Denis O'Hare Talks About Getting Cast on 'American Horror Story'
O'Hare was most recently seen as the devilish vampire Russell Edgington on "True Blood." So it's not unthinkable that "AHS's" creator would believe in his ability to pull off the comedic edginess of Larry the Burn Guy. O'Hare explained how he got the role. "I received a phone call, my agent got a phone call from Ryan Murphy saying he wanted to talk to me… And he basically outlined 'American Horror Story' for me and said that there's a character named Larry the Burn Guy, and I'd like you to play it."
Murphy couldn't give him much info and needed an answer right away. O'Hare recalled, "He sent me the pilot, which I read over the weekend, and we were supposed to begin on Monday. And he said, 'Do you want to do this?' And I said, 'Absolutely, I'd love to do it.' And that was it. We made the deal and we moved on."
Denis O'Hare Was Surprised to Learn About Larry's Lies on 'American Horror Story'
But working on a show like "American Horror Story" keeps an actor like O'Hare on his toes. A student of a form of the Stanislavski Method, he tends to look at where his character is headed and where he's been before.

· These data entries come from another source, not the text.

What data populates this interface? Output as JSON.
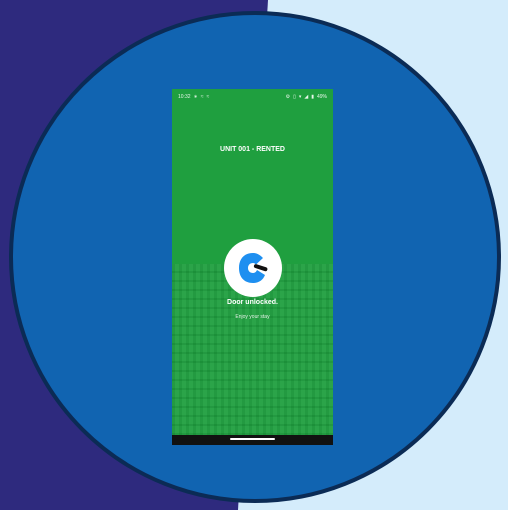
{
  "status_bar": {
    "time": "10:32",
    "left_icons": [
      "bluetooth-icon",
      "notification-icon",
      "notification-icon"
    ],
    "right_icons": [
      "settings-icon",
      "vibrate-icon",
      "wifi-icon",
      "signal-icon",
      "battery-icon"
    ],
    "battery": "49%"
  },
  "screen": {
    "title": "UNIT 001 - RENTED",
    "message": "Door unlocked.",
    "submessage": "Enjoy your stay",
    "lock_icon": "door-lock-icon"
  },
  "colors": {
    "screen_background": "#1f9f3f",
    "outer_circle": "#1164b1",
    "circle_border": "#0b2b55",
    "left_background": "#2e2a7e",
    "right_background": "#d4ecfb",
    "lock_accent": "#1e8ff0"
  }
}
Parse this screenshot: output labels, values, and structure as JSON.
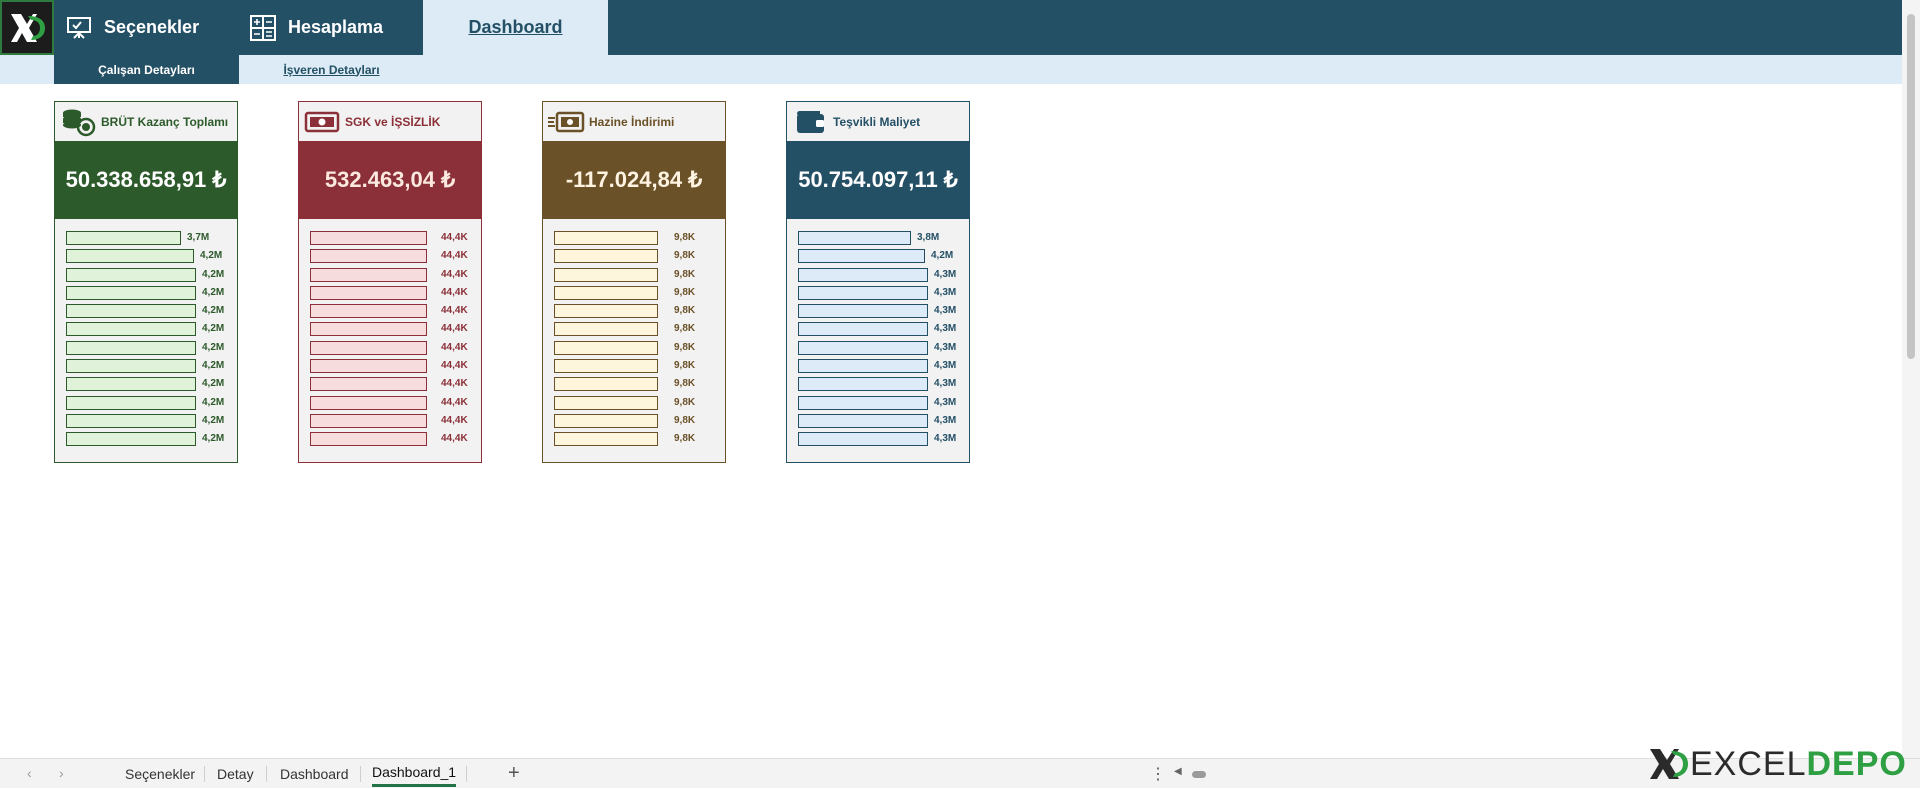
{
  "nav": {
    "tabs": [
      {
        "label": "Seçenekler",
        "icon": "presentation-board-icon"
      },
      {
        "label": "Hesaplama",
        "icon": "calculator-icon"
      },
      {
        "label": "Dashboard",
        "icon": ""
      }
    ],
    "subtabs": [
      "Çalışan Detayları",
      "İşveren Detayları"
    ]
  },
  "cards": [
    {
      "title": "BRÜT Kazanç Toplamı",
      "icon": "coin-stack-icon",
      "total": "50.338.658,91 ₺",
      "colors": {
        "primary": "#2d5a2b",
        "bar_fill": "#e1f2da",
        "bar_border": "#2d5a2b",
        "label": "#2d5a2b"
      },
      "bars": [
        {
          "label": "3,7M",
          "value": 3.7
        },
        {
          "label": "4,2M",
          "value": 4.15
        },
        {
          "label": "4,2M",
          "value": 4.2
        },
        {
          "label": "4,2M",
          "value": 4.2
        },
        {
          "label": "4,2M",
          "value": 4.2
        },
        {
          "label": "4,2M",
          "value": 4.2
        },
        {
          "label": "4,2M",
          "value": 4.2
        },
        {
          "label": "4,2M",
          "value": 4.2
        },
        {
          "label": "4,2M",
          "value": 4.2
        },
        {
          "label": "4,2M",
          "value": 4.2
        },
        {
          "label": "4,2M",
          "value": 4.2
        },
        {
          "label": "4,2M",
          "value": 4.2
        }
      ]
    },
    {
      "title": "SGK ve İŞSİZLİK",
      "icon": "banknote-icon",
      "total": "532.463,04 ₺",
      "colors": {
        "primary": "#8b3038",
        "bar_fill": "#f6dcdc",
        "bar_border": "#8b3038",
        "label": "#8b3038"
      },
      "bars": [
        {
          "label": "44,4K",
          "value": 44.4
        },
        {
          "label": "44,4K",
          "value": 44.4
        },
        {
          "label": "44,4K",
          "value": 44.4
        },
        {
          "label": "44,4K",
          "value": 44.4
        },
        {
          "label": "44,4K",
          "value": 44.4
        },
        {
          "label": "44,4K",
          "value": 44.4
        },
        {
          "label": "44,4K",
          "value": 44.4
        },
        {
          "label": "44,4K",
          "value": 44.4
        },
        {
          "label": "44,4K",
          "value": 44.4
        },
        {
          "label": "44,4K",
          "value": 44.4
        },
        {
          "label": "44,4K",
          "value": 44.4
        },
        {
          "label": "44,4K",
          "value": 44.4
        }
      ]
    },
    {
      "title": "Hazine İndirimi",
      "icon": "fast-money-icon",
      "total": "-117.024,84 ₺",
      "colors": {
        "primary": "#6b5128",
        "bar_fill": "#fdf5dc",
        "bar_border": "#6b5128",
        "label": "#6b5128"
      },
      "bars": [
        {
          "label": "9,8K",
          "value": 9.8
        },
        {
          "label": "9,8K",
          "value": 9.8
        },
        {
          "label": "9,8K",
          "value": 9.8
        },
        {
          "label": "9,8K",
          "value": 9.8
        },
        {
          "label": "9,8K",
          "value": 9.8
        },
        {
          "label": "9,8K",
          "value": 9.8
        },
        {
          "label": "9,8K",
          "value": 9.8
        },
        {
          "label": "9,8K",
          "value": 9.8
        },
        {
          "label": "9,8K",
          "value": 9.8
        },
        {
          "label": "9,8K",
          "value": 9.8
        },
        {
          "label": "9,8K",
          "value": 9.8
        },
        {
          "label": "9,8K",
          "value": 9.8
        }
      ]
    },
    {
      "title": "Teşvikli Maliyet",
      "icon": "wallet-icon",
      "total": "50.754.097,11 ₺",
      "colors": {
        "primary": "#245066",
        "bar_fill": "#dcebf7",
        "bar_border": "#245066",
        "label": "#245066"
      },
      "bars": [
        {
          "label": "3,8M",
          "value": 3.75
        },
        {
          "label": "4,2M",
          "value": 4.2
        },
        {
          "label": "4,3M",
          "value": 4.3
        },
        {
          "label": "4,3M",
          "value": 4.3
        },
        {
          "label": "4,3M",
          "value": 4.3
        },
        {
          "label": "4,3M",
          "value": 4.3
        },
        {
          "label": "4,3M",
          "value": 4.3
        },
        {
          "label": "4,3M",
          "value": 4.3
        },
        {
          "label": "4,3M",
          "value": 4.3
        },
        {
          "label": "4,3M",
          "value": 4.3
        },
        {
          "label": "4,3M",
          "value": 4.3
        },
        {
          "label": "4,3M",
          "value": 4.3
        }
      ]
    }
  ],
  "sheets": {
    "tabs": [
      "Seçenekler",
      "Detay",
      "Dashboard",
      "Dashboard_1"
    ],
    "active": "Dashboard_1",
    "add_label": "+",
    "more_label": "⋮"
  },
  "brand": {
    "part1": "EXCEL",
    "part2": "DEPO",
    "accent": "#2ea043"
  }
}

So O'Hare believed what the audience had for weeks - that Larry had killed his wife and children, suffering disfiguring burns in the process. But in last week's episode Larry revealed that it was all a lie and that his wife had set the blaze after he confessed to being in love with their neighbor, Constance.
O'Hare described his reaction to the revelation. He confessed, "The challenge, of course, is that I'm not always up to speed about what is true and what's a lie. And I've had a shocking conversation from Ryan about a month ago where we're talking about where Larry was headed, and given [the recent] episode he said to me, 'Well, we'll find out that everything Larry said is a lie.' As an actor you're like, 'Oh, so all the things I've been playing are a lie.'"

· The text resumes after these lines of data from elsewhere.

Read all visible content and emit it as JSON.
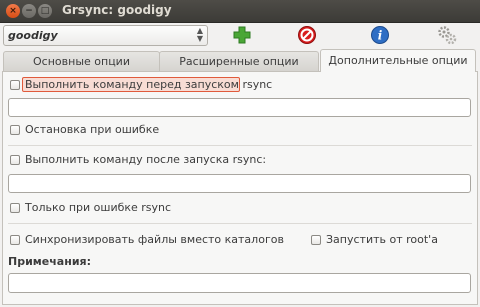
{
  "window": {
    "title": "Grsync: goodigy",
    "close_glyph": "×",
    "minimize_glyph": "−",
    "maximize_glyph": "□"
  },
  "toolbar": {
    "session_value": "goodigy",
    "combo_arrows": "⌃⌄",
    "icons": [
      "add-session-icon",
      "delete-session-icon",
      "info-icon",
      "execute-icon"
    ],
    "colors": {
      "add": "#4aa636",
      "delete": "#d81c1c",
      "info": "#2f6ec4"
    }
  },
  "tabs": [
    {
      "label": "Основные опции",
      "active": false
    },
    {
      "label": "Расширенные опции",
      "active": false
    },
    {
      "label": "Дополнительные опции",
      "active": true
    }
  ],
  "options": {
    "run_before_label": "Выполнить команду перед запуском rsync",
    "run_before_value": "",
    "stop_on_error_label": "Остановка при ошибке",
    "run_after_label": "Выполнить команду после запуска rsync:",
    "run_after_value": "",
    "only_on_error_label": "Только при ошибке rsync",
    "sync_files_label": "Синхронизировать файлы вместо каталогов",
    "run_as_root_label": "Запустить от root'а",
    "notes_label": "Примечания:",
    "notes_value": ""
  },
  "accent": {
    "focus_border": "#e05a3b",
    "focus_bg": "#f8dcd4"
  }
}
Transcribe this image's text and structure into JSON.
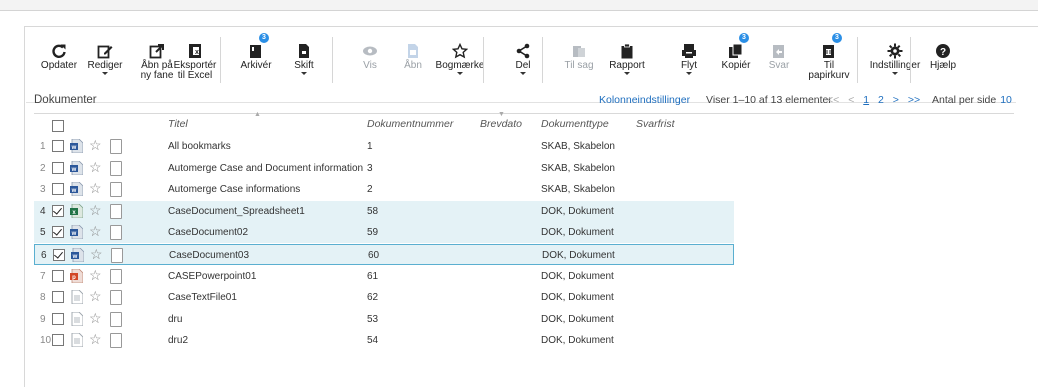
{
  "toolbar": [
    {
      "label": "Opdater",
      "icon": "refresh-icon",
      "dropdown": false,
      "disabled": false,
      "badge": ""
    },
    {
      "label": "Rediger",
      "icon": "edit-icon",
      "dropdown": true,
      "disabled": false,
      "badge": ""
    },
    {
      "label": "Åbn på\nny fane",
      "icon": "open-new-tab-icon",
      "dropdown": false,
      "disabled": false,
      "badge": ""
    },
    {
      "label": "Eksportér\ntil Excel",
      "icon": "excel-export-icon",
      "dropdown": false,
      "disabled": false,
      "badge": ""
    },
    {
      "label": "Arkivér",
      "icon": "archive-icon",
      "dropdown": false,
      "disabled": false,
      "badge": "3"
    },
    {
      "label": "Skift",
      "icon": "switch-doc-icon",
      "dropdown": true,
      "disabled": false,
      "badge": ""
    },
    {
      "label": "Vis",
      "icon": "eye-icon",
      "dropdown": false,
      "disabled": true,
      "badge": ""
    },
    {
      "label": "Åbn",
      "icon": "open-doc-icon",
      "dropdown": false,
      "disabled": true,
      "badge": ""
    },
    {
      "label": "Bogmærke",
      "icon": "star-icon",
      "dropdown": true,
      "disabled": false,
      "badge": ""
    },
    {
      "label": "Del",
      "icon": "share-icon",
      "dropdown": true,
      "disabled": false,
      "badge": ""
    },
    {
      "label": "Til sag",
      "icon": "to-case-icon",
      "dropdown": false,
      "disabled": true,
      "badge": ""
    },
    {
      "label": "Rapport",
      "icon": "clipboard-icon",
      "dropdown": true,
      "disabled": false,
      "badge": ""
    },
    {
      "label": "Flyt",
      "icon": "move-icon",
      "dropdown": true,
      "disabled": false,
      "badge": ""
    },
    {
      "label": "Kopiér",
      "icon": "copy-icon",
      "dropdown": false,
      "disabled": false,
      "badge": "3"
    },
    {
      "label": "Svar",
      "icon": "reply-icon",
      "dropdown": false,
      "disabled": true,
      "badge": ""
    },
    {
      "label": "Til\npapirkurv",
      "icon": "trash-icon",
      "dropdown": false,
      "disabled": false,
      "badge": "3"
    },
    {
      "label": "Indstillinger",
      "icon": "gear-icon",
      "dropdown": true,
      "disabled": false,
      "badge": ""
    },
    {
      "label": "Hjælp",
      "icon": "help-icon",
      "dropdown": false,
      "disabled": false,
      "badge": ""
    }
  ],
  "list": {
    "title": "Dokumenter",
    "column_settings": "Kolonneindstillinger",
    "range_text": "Viser 1–10 af 13 elementer",
    "pages": [
      "1",
      "2"
    ],
    "current_page": "1",
    "per_page_label": "Antal per side",
    "per_page_value": "10"
  },
  "columns": {
    "title": "Titel",
    "docnumber": "Dokumentnummer",
    "letterdate": "Brevdato",
    "doctype": "Dokumenttype",
    "deadline": "Svarfrist"
  },
  "rows": [
    {
      "n": "1",
      "checked": false,
      "file": "word",
      "title": "All bookmarks",
      "number": "1",
      "type": "SKAB, Skabelon"
    },
    {
      "n": "2",
      "checked": false,
      "file": "word",
      "title": "Automerge Case and Document information",
      "number": "3",
      "type": "SKAB, Skabelon"
    },
    {
      "n": "3",
      "checked": false,
      "file": "word",
      "title": "Automerge Case informations",
      "number": "2",
      "type": "SKAB, Skabelon"
    },
    {
      "n": "4",
      "checked": true,
      "file": "excel",
      "title": "CaseDocument_Spreadsheet1",
      "number": "58",
      "type": "DOK, Dokument"
    },
    {
      "n": "5",
      "checked": true,
      "file": "word",
      "title": "CaseDocument02",
      "number": "59",
      "type": "DOK, Dokument"
    },
    {
      "n": "6",
      "checked": true,
      "file": "word",
      "title": "CaseDocument03",
      "number": "60",
      "type": "DOK, Dokument"
    },
    {
      "n": "7",
      "checked": false,
      "file": "powerpoint",
      "title": "CASEPowerpoint01",
      "number": "61",
      "type": "DOK, Dokument"
    },
    {
      "n": "8",
      "checked": false,
      "file": "text",
      "title": "CaseTextFile01",
      "number": "62",
      "type": "DOK, Dokument"
    },
    {
      "n": "9",
      "checked": false,
      "file": "text",
      "title": "dru",
      "number": "53",
      "type": "DOK, Dokument"
    },
    {
      "n": "10",
      "checked": false,
      "file": "text",
      "title": "dru2",
      "number": "54",
      "type": "DOK, Dokument"
    }
  ],
  "colors": {
    "accent": "#1f6fbf",
    "selected_row": "#e4f2f6",
    "badge": "#2b8fe6",
    "word": "#2b579a",
    "excel": "#217346",
    "powerpoint": "#d24726"
  }
}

But he admitted that he was happy about the unexpected twist which he called "genius on one hand, because actors with too much information can be very dangerous creatures. So it's nice to not have all the information but to simply play what I think is happening in front of me."
Denis O'Hare Talks About Larry and Constance's Relationship on 'American Horror Story'
Besides he acknowledged that he feels like Larry fit in to the neighborhood a bit better now. "It's certainly what deluded people do, and many of these characters are deluded. So it's nice to be in the same boat as they are. "

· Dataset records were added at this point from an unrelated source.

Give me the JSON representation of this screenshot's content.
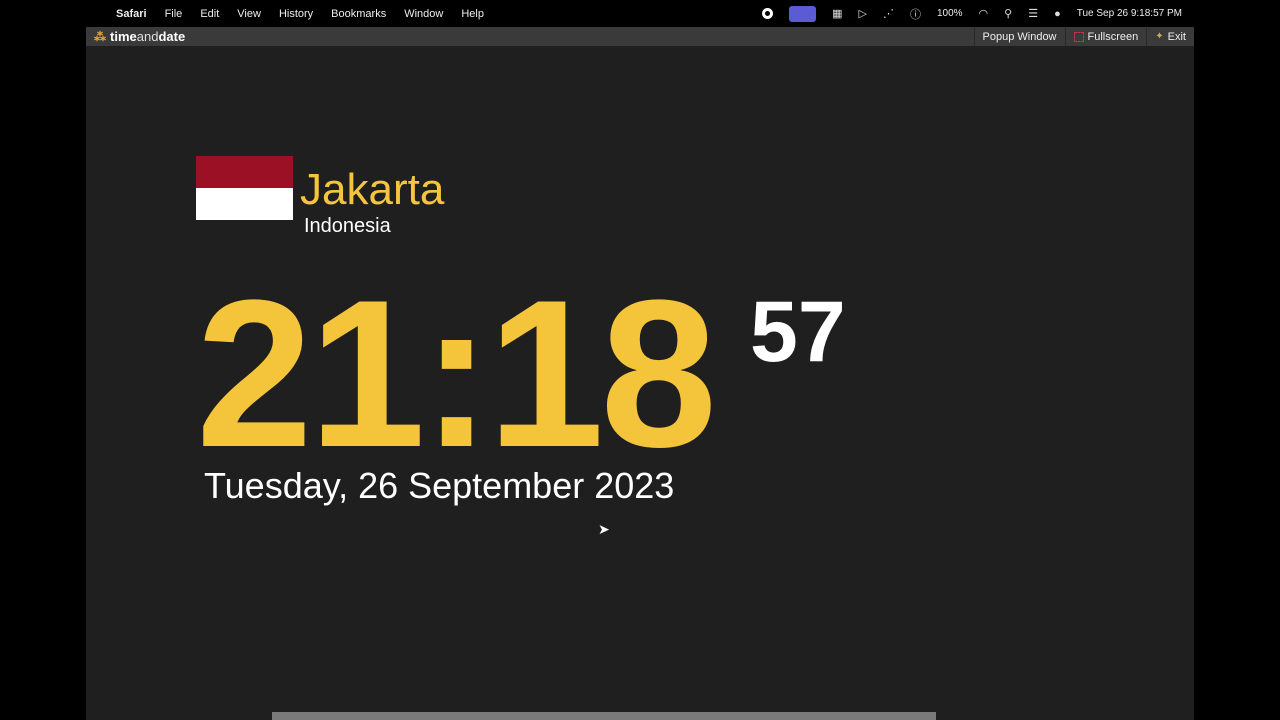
{
  "menubar": {
    "app": "Safari",
    "items": [
      "File",
      "Edit",
      "View",
      "History",
      "Bookmarks",
      "Window",
      "Help"
    ],
    "battery": "100%",
    "datetime": "Tue Sep 26  9:18:57 PM"
  },
  "toolbar": {
    "logo_time": "time",
    "logo_and": "and",
    "logo_date": "date",
    "popup": "Popup Window",
    "fullscreen": "Fullscreen",
    "exit": "Exit"
  },
  "clock": {
    "city": "Jakarta",
    "country": "Indonesia",
    "time": "21:18",
    "seconds": "57",
    "date": "Tuesday, 26 September 2023",
    "flag_colors": [
      "#9b1024",
      "#ffffff"
    ]
  }
}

What Larry would really like is to win the heart of his former neighbor Constance, played by Jessica Lange. O'Hare defined their relationship. "It's an obsession. She is an incredibly vital, attractive woman who exerts an incredible pull on Larry, who is an ordinary guy. And he has given up everything for her, and when you give up everything it's hard to go backwards."
He continued, "So for him to decide or to, I suppose, fall out of love with her would be very, very difficult. He paid such a massive price, to admit that that price is not worth it would be devastating. That being said, in the upcoming episode we do see that he begins to evolve in his power relationship with her."
Denis O'Hare Reveals Larry's Many Motivations on 'American Horror Story'
But if winning Constance's heart doesn't work out for Larry, O'Hare divulged that his character has other motivations. "On a prosaic level he's looking to expiate his guilt. But what does that mean? Is [he] going to pay for his crimes? Or does it mean he's going to finally be held accountable and judged, I suppose, is one."
O'Hare added, "But in a metaphorical sense, I think he's looking for meaning. Why have I gone through this? Why have I experienced this pain and suffering? Why have I not been allowed to reach happiness? And I think what he wants is resolution in the form of an answer, and that answer can be an action or it can be a message… He's looking for a way of out of what he considers to be a hellish existence."
Enjoy Larry's hell by watching "American Horror Story" on Wednesday nights at 10 p.m. EST/9 p.m. Central on FX.